I'm asking because I've only had sex five times, and it's been great, but not as earth shattering as some people have made it out to be. Hm. I hope good things come in time.

I guess, after so much build up, I'm just not satisfied with what sex is now. [/quote]

As I have stated many times, with each new relationship there is a new Square One from which the couple begins. This is true regardless of how much experience one or both have. Experience equates to knowledge not skill. If both individuals are experienced, there will still be a period of adjustment while each learns to become attuned to the other. A couple having no experience will encounter this, also, with the added complication and angst of acquiring the basic skills. So, yes, I believe you are correct in that there will be a period of adjustment as well as a learning period that we have to go through.

After several weeks to months, if making love and/or intercourse is still not satisfying, then I believe it is fair to say that you have to look at methods and techniques. This is the major purpose the self-help articles were written that are listed in the Index. This is a major reason this site (Board and Forums) exists.
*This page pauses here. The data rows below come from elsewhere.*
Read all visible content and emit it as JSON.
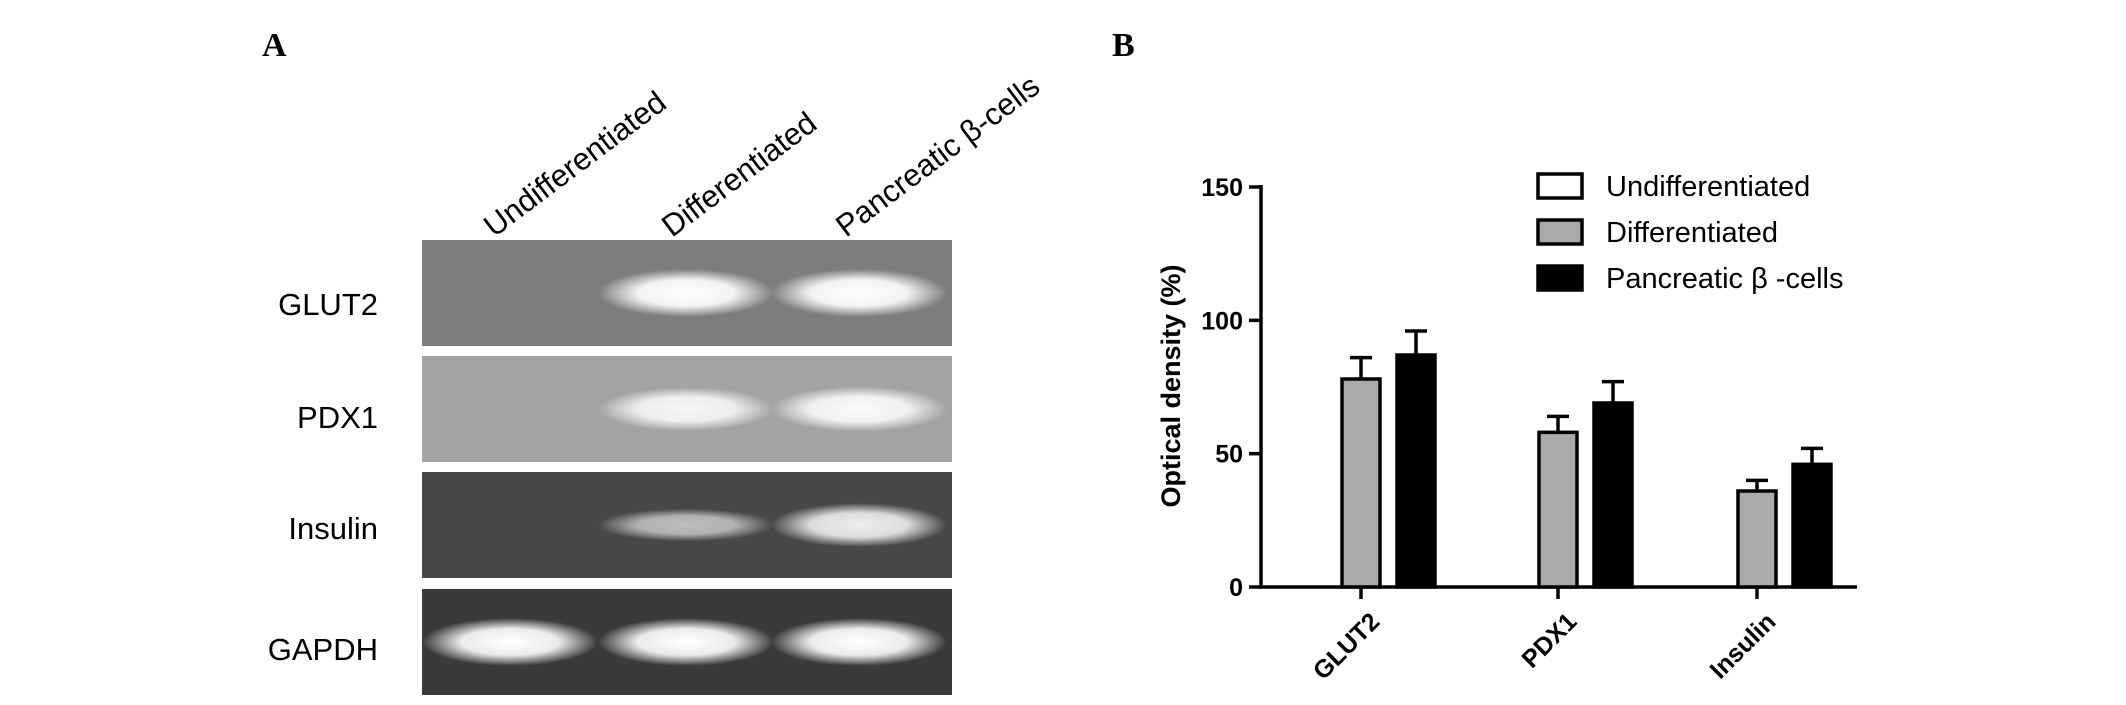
{
  "panel_a": {
    "letter": "A",
    "lanes": [
      "Undifferentiated",
      "Differentiated",
      "Pancreatic β-cells"
    ],
    "rows": [
      {
        "label": "GLUT2",
        "background": "#7d7d7d",
        "bands": [
          0,
          1.0,
          1.0
        ]
      },
      {
        "label": "PDX1",
        "background": "#a3a3a3",
        "bands": [
          0,
          0.85,
          0.9
        ]
      },
      {
        "label": "Insulin",
        "background": "#484848",
        "bands": [
          0,
          0.45,
          0.85
        ]
      },
      {
        "label": "GAPDH",
        "background": "#3a3a3a",
        "bands": [
          1.0,
          1.0,
          1.0
        ]
      }
    ]
  },
  "panel_b": {
    "letter": "B"
  },
  "chart_data": {
    "type": "bar",
    "categories": [
      "GLUT2",
      "PDX1",
      "Insulin"
    ],
    "series": [
      {
        "name": "Undifferentiated",
        "values": [
          0,
          0,
          0
        ],
        "errors": [
          0,
          0,
          0
        ],
        "color": "#ffffff"
      },
      {
        "name": "Differentiated",
        "values": [
          78,
          58,
          36
        ],
        "errors": [
          8,
          6,
          4
        ],
        "color": "#aaaaaa"
      },
      {
        "name": "Pancreatic β -cells",
        "values": [
          87,
          69,
          46
        ],
        "errors": [
          9,
          8,
          6
        ],
        "color": "#000000"
      }
    ],
    "ylabel": "Optical density (%)",
    "xlabel": "",
    "ylim": [
      0,
      150
    ],
    "yticks": [
      "0",
      "50",
      "100",
      "150"
    ],
    "legend_position": "top-right",
    "grid": false
  }
}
[quote=EvilEvilKitten] Essentials = liking yourself, accepting your sexuality, generally loving your target gender (I, for example, absolutely adore men - in general), being willing to spend time and effort, and finally, being OPEN to your partner(s).

After that, and within the presence of 'chemistry', all else is mechanics tailored to fit your particular partner with the occasional variances in style to keep things interesting. [/quote]

Now there is a nutshell that should be picked up, run with, and opened, for those "hungry" for answers.

If all else is mechanics, why then is it so difficult to "train" better mechanics?

Yes, of course you have EEK. But I, like every other stupid schmo that comes on this board, rarely listen and seek reassurance.

Sex is one of those things you really can't know anything about until you try, though; especially after seeing how movies and t.v. portray it.

Dancin' Doc - because both men and women both have incorrect 'programming' when it comes to sex.

When my partner and I first had sex it wasn't earth shattering but I wasn't the slightest disappointed, it was amazingly fulfilling and emotional. After a while, when we knew each others bodies it BECAME earth-shattering. ;)

[quote=EvilEvilKitten;193441]Dancin' Doc - because both men and women both have incorrect 'programming' when it comes to sex.[/quote]

We do not have autonomic programming in all areas; much is learned through out life. Much like a child knows to eat but the food ends up all over the mouth. We know to satisfy a need but lack the "how to" properly. Same w/sex. We know we have an urge but do not know how to get there on our own!

Yes, sera, but I am only one woman and there are only so many hours in a day.